A Copa de 1970
foi a primeira a ser televisionada para o mundo inteiro. E Jaguarão fazia pouco
tempo que estava incluída nesse “mundo inteiro”. Parece que foi na Radio Luz
que vendeu-se o primeiro aparelho “Admiral”, uns dois anos antes. Mas o sinal
era precário. Conta-se que o comprador
ligava indignado ao balconista quando tentava olhar sem sucesso a então mais
falada novela “ Véu de Noiva”, com o galã Cláudio Marzo e a novíssima atriz
Regina Duarte, que viria a ser depois a namoradinha do Brasil e , mais
recentemente, a que fez fiasco com medo
do Lula em 2002. Dizia o nosso infeliz primeiro televidente de Jaguarão: “
Tchê, esse troço que tu me vendeu não dá! Quando tem voz , não tem semblante! E
quando tem semblante , não tem voz!”
Nós morávamos no
Rio Branco, meu pai ainda não tinha comprado TV. “Quando as coisas
melhorarem”, dizia ele. E ia nos cozinhando. Nós torcendo pra se vender
mais cobertor Aurora, mais poncho de lana, mais blusões Burma, mais chocolates
Águila. Mas por mais que se vendesse, não sobrava grana pra investir na nossa
TV tão sonhada.
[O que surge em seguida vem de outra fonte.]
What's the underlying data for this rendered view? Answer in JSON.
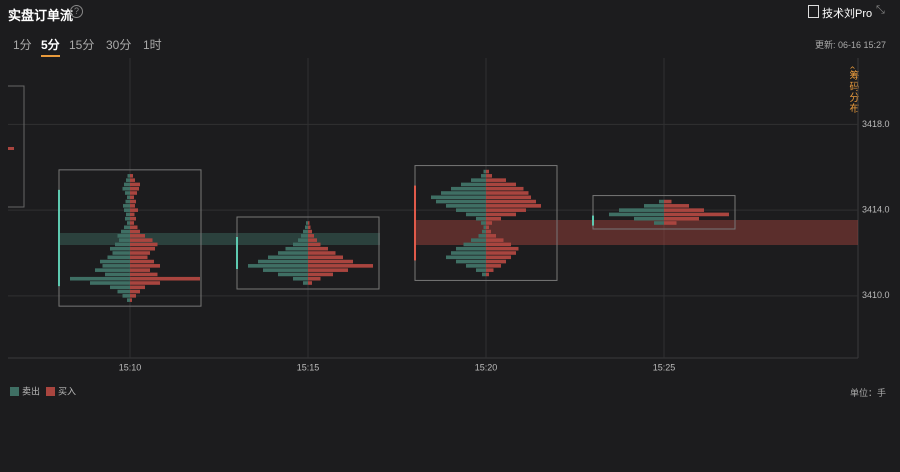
{
  "header": {
    "title": "实盘订单流",
    "brand": "技术刘Pro",
    "update": "更新: 06-16 15:27"
  },
  "tabs": {
    "items": [
      "1分",
      "5分",
      "15分",
      "30分",
      "1时"
    ],
    "active": 1
  },
  "side_label": "筹码分布",
  "unit": "单位：手",
  "chart_data": {
    "type": "footprint",
    "categories": [
      "15:10",
      "15:15",
      "15:20",
      "15:25"
    ],
    "ylim": [
      3407.1,
      3421.1
    ],
    "yticks": [
      {
        "value": 3410,
        "label": "3410.0"
      },
      {
        "value": 3414,
        "label": "3414.0"
      },
      {
        "value": 3418,
        "label": "3418.0"
      }
    ],
    "grid": true,
    "series": [
      {
        "name": "卖出",
        "color": "#3f6f64"
      },
      {
        "name": "买入",
        "color": "#a9453f"
      }
    ],
    "clusters": [
      {
        "prices": [
          3415.6,
          3415.4,
          3415.2,
          3415.0,
          3414.8,
          3414.6,
          3414.4,
          3414.2,
          3414.0,
          3413.8,
          3413.6,
          3413.4,
          3413.2,
          3413.0,
          3412.8,
          3412.6,
          3412.4,
          3412.2,
          3412.0,
          3411.8,
          3411.6,
          3411.4,
          3411.2,
          3411.0,
          3410.8,
          3410.6,
          3410.4,
          3410.2,
          3410.0,
          3409.8
        ],
        "sell": [
          5,
          8,
          12,
          15,
          10,
          6,
          9,
          14,
          12,
          8,
          10,
          6,
          12,
          18,
          25,
          22,
          30,
          40,
          35,
          45,
          60,
          55,
          70,
          50,
          120,
          80,
          40,
          25,
          15,
          6
        ],
        "buy": [
          6,
          10,
          20,
          18,
          14,
          8,
          12,
          10,
          16,
          9,
          12,
          8,
          15,
          20,
          30,
          45,
          55,
          50,
          40,
          35,
          48,
          60,
          40,
          55,
          140,
          60,
          30,
          20,
          12,
          4
        ]
      },
      {
        "prices": [
          3413.4,
          3413.2,
          3413.0,
          3412.8,
          3412.6,
          3412.4,
          3412.2,
          3412.0,
          3411.8,
          3411.6,
          3411.4,
          3411.2,
          3411.0,
          3410.8,
          3410.6
        ],
        "sell": [
          4,
          6,
          10,
          14,
          20,
          30,
          45,
          60,
          80,
          100,
          120,
          90,
          60,
          30,
          10
        ],
        "buy": [
          3,
          5,
          8,
          12,
          18,
          25,
          40,
          55,
          70,
          90,
          130,
          80,
          50,
          25,
          8
        ]
      },
      {
        "prices": [
          3415.8,
          3415.6,
          3415.4,
          3415.2,
          3415.0,
          3414.8,
          3414.6,
          3414.4,
          3414.2,
          3414.0,
          3413.8,
          3413.6,
          3413.4,
          3413.2,
          3413.0,
          3412.8,
          3412.6,
          3412.4,
          3412.2,
          3412.0,
          3411.8,
          3411.6,
          3411.4,
          3411.2,
          3411.0
        ],
        "sell": [
          5,
          10,
          30,
          50,
          70,
          90,
          110,
          100,
          80,
          60,
          40,
          20,
          10,
          5,
          8,
          15,
          30,
          45,
          60,
          70,
          80,
          60,
          40,
          20,
          8
        ],
        "buy": [
          6,
          12,
          40,
          60,
          75,
          85,
          90,
          100,
          110,
          80,
          60,
          30,
          12,
          6,
          10,
          20,
          35,
          50,
          65,
          60,
          50,
          40,
          30,
          15,
          6
        ]
      },
      {
        "prices": [
          3414.4,
          3414.2,
          3414.0,
          3413.8,
          3413.6,
          3413.4
        ],
        "sell": [
          10,
          40,
          90,
          110,
          60,
          20
        ],
        "buy": [
          15,
          50,
          80,
          130,
          70,
          25
        ]
      }
    ]
  }
}
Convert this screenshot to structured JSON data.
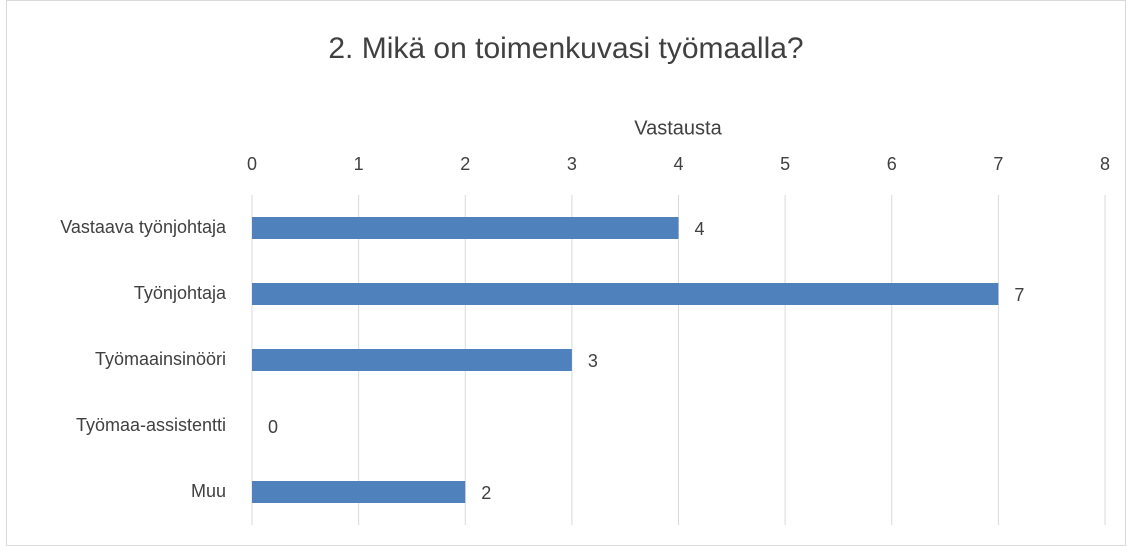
{
  "chart_data": {
    "type": "bar",
    "orientation": "horizontal",
    "title": "2. Mikä on toimenkuvasi työmaalla?",
    "x_label": "Vastausta",
    "categories": [
      "Vastaava työnjohtaja",
      "Työnjohtaja",
      "Työmaainsinööri",
      "Työmaa-assistentti",
      "Muu"
    ],
    "values": [
      4,
      7,
      3,
      0,
      2
    ],
    "color": "#4f81bd",
    "xlim": [
      0,
      8
    ],
    "xticks": [
      0,
      1,
      2,
      3,
      4,
      5,
      6,
      7,
      8
    ],
    "grid": true,
    "data_labels": true
  }
}
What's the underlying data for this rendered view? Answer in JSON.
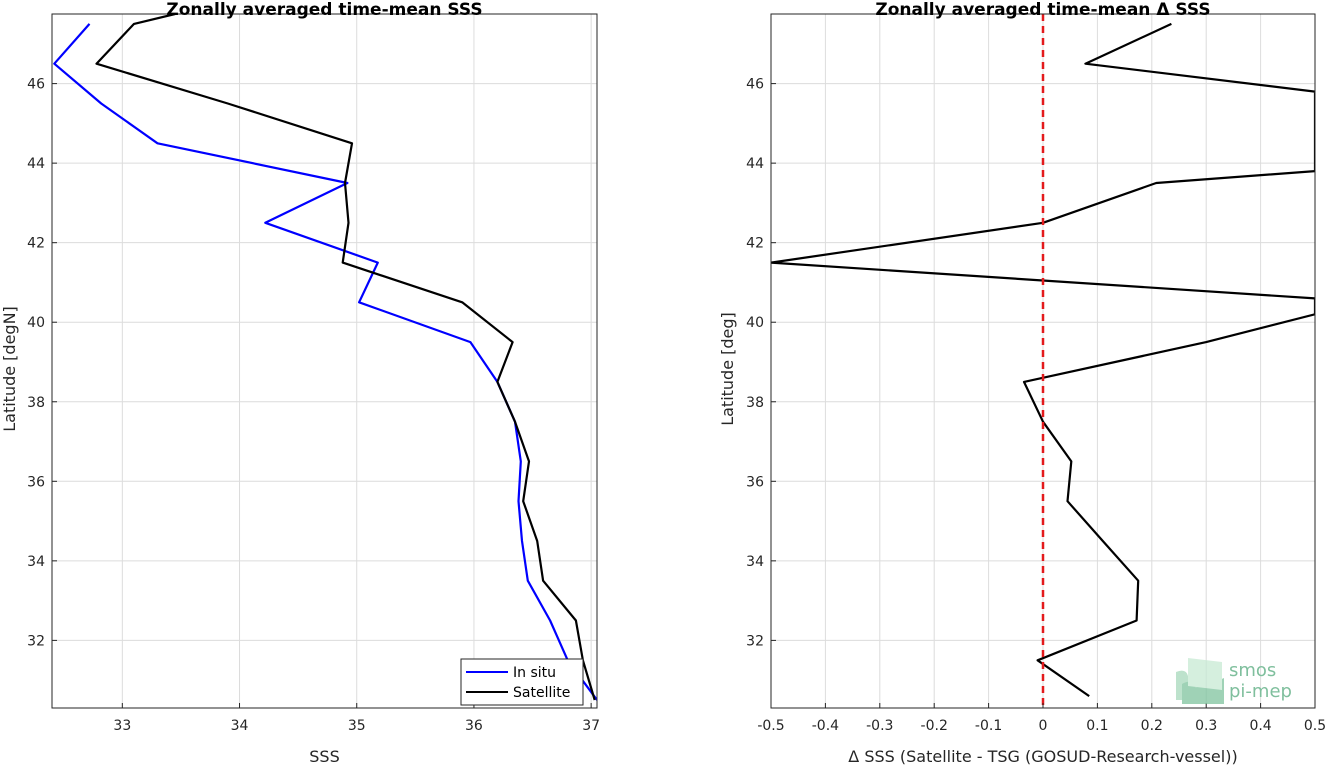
{
  "chart_data": [
    {
      "type": "line",
      "title": "Zonally averaged time-mean SSS",
      "xlabel": "SSS",
      "ylabel": "Latitude [degN]",
      "xlim": [
        32.4,
        37.05
      ],
      "ylim": [
        30.3,
        47.75
      ],
      "xticks": [
        33,
        34,
        35,
        36,
        37
      ],
      "yticks": [
        32,
        34,
        36,
        38,
        40,
        42,
        44,
        46
      ],
      "grid": true,
      "legend": "bottom-right",
      "series": [
        {
          "name": "In situ",
          "color": "#0000ff",
          "x": [
            32.72,
            32.42,
            32.82,
            33.3,
            34.92,
            34.22,
            35.18,
            35.02,
            35.97,
            36.2,
            36.35,
            36.4,
            36.38,
            36.41,
            36.46,
            36.65,
            36.8,
            37.05
          ],
          "y": [
            47.5,
            46.5,
            45.5,
            44.5,
            43.5,
            42.5,
            41.5,
            40.5,
            39.5,
            38.5,
            37.5,
            36.5,
            35.5,
            34.5,
            33.5,
            32.5,
            31.5,
            30.5
          ]
        },
        {
          "name": "Satellite",
          "color": "#000000",
          "x": [
            33.45,
            33.1,
            32.78,
            33.9,
            34.96,
            34.9,
            34.93,
            34.88,
            35.9,
            36.33,
            36.2,
            36.35,
            36.47,
            36.42,
            36.54,
            36.59,
            36.87,
            36.93,
            37.03
          ],
          "y": [
            47.75,
            47.5,
            46.5,
            45.5,
            44.5,
            43.5,
            42.5,
            41.5,
            40.5,
            39.5,
            38.5,
            37.5,
            36.5,
            35.5,
            34.5,
            33.5,
            32.5,
            31.5,
            30.5
          ]
        }
      ]
    },
    {
      "type": "line",
      "title": "Zonally averaged time-mean Δ SSS",
      "xlabel": "Δ SSS (Satellite - TSG (GOSUD-Research-vessel))",
      "ylabel": "Latitude [deg]",
      "xlim": [
        -0.5,
        0.5
      ],
      "ylim": [
        30.3,
        47.75
      ],
      "xticks": [
        -0.5,
        -0.4,
        -0.3,
        -0.2,
        -0.1,
        0,
        0.1,
        0.2,
        0.3,
        0.4,
        0.5
      ],
      "xticklabels": [
        "-0.5",
        "-0.4",
        "-0.3",
        "-0.2",
        "-0.1",
        "0",
        "0.1",
        "0.2",
        "0.3",
        "0.4",
        "0.5"
      ],
      "yticks": [
        32,
        34,
        36,
        38,
        40,
        42,
        44,
        46
      ],
      "grid": true,
      "series": [
        {
          "color": "#000000",
          "x": [
            0.236,
            0.078,
            0.5,
            0.5,
            0.208,
            0.0,
            -0.5,
            0.5,
            0.5,
            0.3,
            -0.035,
            0.0,
            0.052,
            0.045,
            0.11,
            0.175,
            0.172,
            -0.01,
            0.085
          ],
          "y": [
            47.5,
            46.5,
            45.8,
            43.8,
            43.5,
            42.5,
            41.5,
            40.6,
            40.2,
            39.5,
            38.5,
            37.5,
            36.5,
            35.5,
            34.5,
            33.5,
            32.5,
            31.5,
            30.6
          ]
        }
      ],
      "reference_line": {
        "x": 0,
        "color": "#e31a1c",
        "style": "dashed"
      }
    }
  ],
  "legend": {
    "entries": [
      "In situ",
      "Satellite"
    ]
  },
  "logo": {
    "line1": "smos",
    "line2": "pi-mep"
  }
}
E vinha chegando a Copa.
Para nossa alegria, vimos
desembarcando na nossa vecina, Doña Mercedes, uma flamante Philco, 20
polegadas. Preto e Branco, que cores não tinha mesmo. Quando queria dar-se um colorido na imagem, apelava-se para um papel celofane em três
tons: verde , azul e vermelho. Era uma belleza!
Não lembro ao
certo se foi a doña Mercedes que nos convidou ou se foi nós mesmos que
sutilmente sugerimos que ela nos convidasse para assistirmos à estreia do
Brasil na Copa do México contra a fortíssima seleção da Tchecoslováquia, numa
quarta-feira à noite. Como fica na memória tanto tempo depois! Eu tinha 12 anos
e minha irmã, companheira de futebol, e que nas peladas no campinho dos Cardoso
quebrava o galho jogando de goleira, tinha 10. Pois bem, depois de um inicio
apavorante, quando saímos perdendo, viramos o jogo e ganhamos por 3 a 1, com
espetacular atuação daquele que seria chamado o “Furacão da Copa” , Jairzinho.
E a Celeste
também tinha um timaço. E chegou o dia fatídico da semifinal em que nos tocou enfrentar o Uruguay. E
agora, desde este longínquo 2014, elogio o espirito esportivo da doña Mercedes.
Nos acolheu para ver o jogo. A condição era ficarmos quietos e torcer pro
Brasil de maneira discreta. Nos pareceu justo. Na janela, bandeira Azul e
Branca. No campo, a celeste melhor. Saiu ganhando com gol do atacante Cubillas.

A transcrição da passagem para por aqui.